Dispatch info: Elderly Male AMS. Diabetic history.

On arrival find an 84 year old male sitting at table in no apparent distress. Wife states that he been sleeping a lot and just woke up after a 20 hour sleep. Patient is AxOx3 denies any pain or distress and states that his wife was nervous because he wasn’t answering properly. Glucose stick reads 119. Hx of HTN, NIDDM and Asthma.

Airway is patent, breathing is eupneic and color and temp are normal. Lungs reveal an end expiratory wheeze in upper left lobe and nearly absent lung sounds in all other fields. SpO2 is 79% on room air. EKG is NSR as is 12 lead. No edema noted.

Turns out patient is taking a strong narcotic based cough medicine for a persistent productive cough x 4 days, possibly the cause of his lethargy (the narcs that is).

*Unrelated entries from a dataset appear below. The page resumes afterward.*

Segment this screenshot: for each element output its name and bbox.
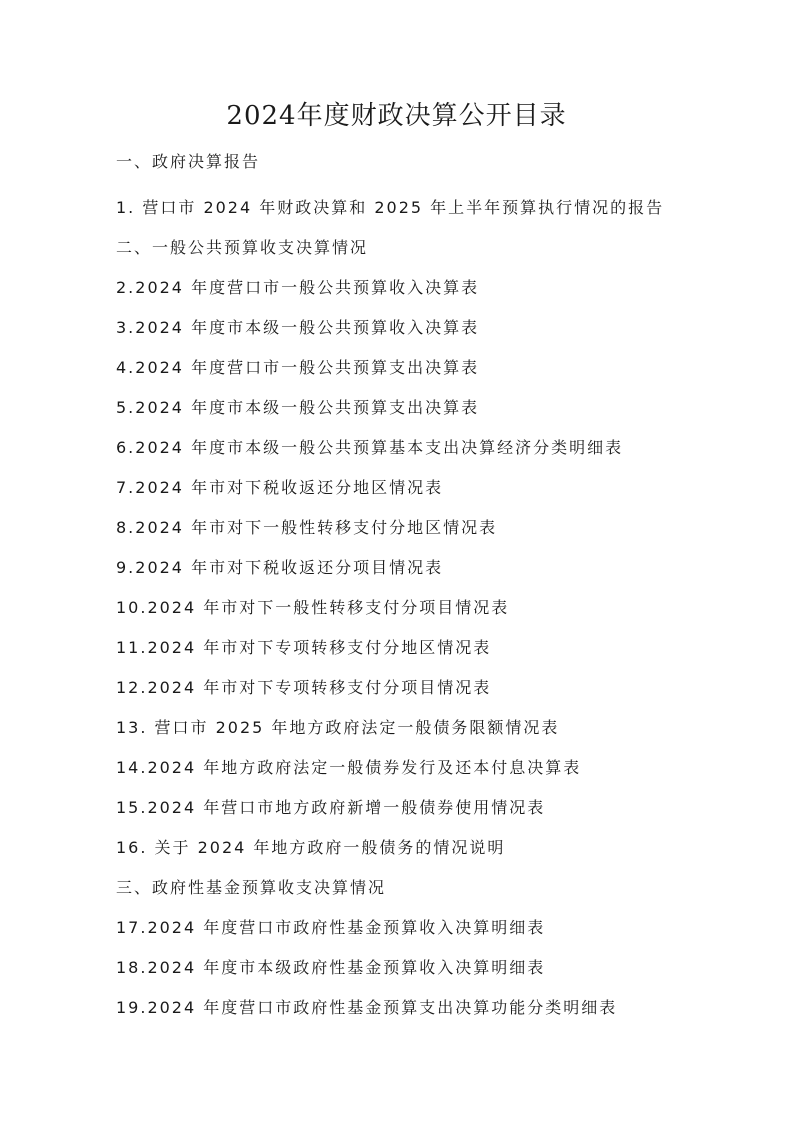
toc-item: 4.2024 年度营口市一般公共预算支出决算表 (116, 358, 480, 377)
toc-item: 8.2024 年市对下一般性转移支付分地区情况表 (116, 518, 498, 537)
toc-item: 3.2024 年度市本级一般公共预算收入决算表 (116, 318, 480, 337)
toc-item: 10.2024 年市对下一般性转移支付分项目情况表 (116, 598, 510, 617)
document-title: 2024年度财政决算公开目录 (226, 101, 567, 131)
toc-item: 15.2024 年营口市地方政府新增一般债券使用情况表 (116, 798, 546, 817)
toc-item: 19.2024 年度营口市政府性基金预算支出决算功能分类明细表 (116, 998, 618, 1017)
toc-item: 7.2024 年市对下税收返还分地区情况表 (116, 478, 444, 497)
toc-item: 6.2024 年度市本级一般公共预算基本支出决算经济分类明细表 (116, 438, 624, 457)
toc-item: 11.2024 年市对下专项转移支付分地区情况表 (116, 638, 492, 657)
toc-item: 1. 营口市 2024 年财政决算和 2025 年上半年预算执行情况的报告 (116, 198, 665, 217)
toc-section-heading: 三、政府性基金预算收支决算情况 (116, 878, 387, 897)
toc-section-heading: 二、一般公共预算收支决算情况 (116, 238, 369, 257)
toc-item: 13. 营口市 2025 年地方政府法定一般债务限额情况表 (116, 718, 560, 737)
toc-item: 5.2024 年度市本级一般公共预算支出决算表 (116, 398, 480, 417)
toc-item: 12.2024 年市对下专项转移支付分项目情况表 (116, 678, 492, 697)
toc-item: 14.2024 年地方政府法定一般债券发行及还本付息决算表 (116, 758, 582, 777)
toc-item: 16. 关于 2024 年地方政府一般债务的情况说明 (116, 838, 506, 857)
toc-item: 9.2024 年市对下税收返还分项目情况表 (116, 558, 444, 577)
toc-item: 18.2024 年度市本级政府性基金预算收入决算明细表 (116, 958, 546, 977)
toc-section-heading: 一、政府决算报告 (116, 152, 261, 171)
toc-item: 2.2024 年度营口市一般公共预算收入决算表 (116, 278, 480, 297)
toc-item: 17.2024 年度营口市政府性基金预算收入决算明细表 (116, 918, 546, 937)
table-of-contents (116, 142, 756, 1028)
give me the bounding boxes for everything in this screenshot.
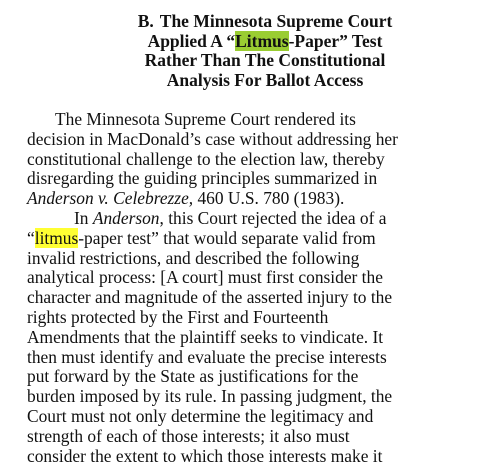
heading-line-1 xyxy=(100,12,430,32)
section-heading xyxy=(100,12,430,90)
p2-line-1 xyxy=(27,209,477,229)
highlighted-word-litmus-body: litmus xyxy=(34,227,79,248)
open-quote: “ xyxy=(27,227,35,248)
heading-line-4: Analysis For Ballot Access xyxy=(166,69,364,90)
p2-line-3: invalid restrictions, and described the following xyxy=(27,247,360,268)
p2-line-12: strength of each of those interests; it also must xyxy=(27,425,350,446)
p1-line-5-rest: 460 U.S. 780 (1983). xyxy=(193,188,345,209)
p2-line-5: character and magnitude of the asserted injury to the xyxy=(27,287,393,308)
heading-text-2b: -Paper” Test xyxy=(288,30,383,51)
p2-line-7: Amendments that the plaintiff seeks to vindicate. It xyxy=(27,326,384,347)
p2-line-13: consider the extent to which those interests make it xyxy=(27,445,383,466)
p2-line-4: analytical process: [A court] must first consider the xyxy=(27,267,383,288)
p1-line-2: decision in MacDonald’s case without addressing her xyxy=(27,128,398,149)
p2-line-11: Court must not only determine the legitimacy and xyxy=(27,405,374,426)
p1-line-3: constitutional challenge to the election law, thereby xyxy=(27,148,385,169)
case-name-italic: Anderson xyxy=(92,207,160,228)
p2-line-2-rest: -paper test” that would separate valid from xyxy=(78,227,376,248)
p1-line-1: The Minnesota Supreme Court rendered its xyxy=(55,109,356,129)
case-citation: Anderson v. Celebrezze, xyxy=(27,188,194,209)
p1-line-4: disregarding the guiding principles summarized in xyxy=(27,168,378,189)
heading-text-1: The Minnesota Supreme Court xyxy=(159,11,393,31)
body-text xyxy=(27,110,477,466)
section-marker: B. xyxy=(137,11,154,31)
p2-line-6: rights protected by the First and Fourteenth xyxy=(27,306,329,327)
p2-line-2 xyxy=(27,229,477,249)
p2-line-1-b: , this Court rejected the idea of a xyxy=(159,207,387,228)
p2-line-10: burden imposed by its rule. In passing judgment, the xyxy=(27,386,393,407)
heading-text-2a: Applied A “ xyxy=(147,30,236,51)
p2-line-1-a: In xyxy=(74,207,93,228)
p1-line-5 xyxy=(27,189,477,209)
highlighted-word-litmus: Litmus xyxy=(235,30,289,51)
heading-line-3: Rather Than The Constitutional xyxy=(144,50,386,70)
heading-line-2 xyxy=(100,32,430,52)
p2-line-8: then must identify and evaluate the precise interests xyxy=(27,346,387,367)
p2-line-9: put forward by the State as justifications for the xyxy=(27,366,359,387)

My treatment plan was hi-con O2 and transport. (15 lpm had brought his sat up to 98%). My preceptor wanted to treat the wheeze with albuterol and ipratropium which I thought was unnecessary. She got her way and a treatment did nothing for his slight wheeze and sat was already at 98%.

A while later when I returned to the ER I confirmed that his CXR showed a bilateral pneumonia just as I had suspected.

Question; do we really need to treat every wheeze? If o2 corrected the saturation problem do we need to throw a drug in too?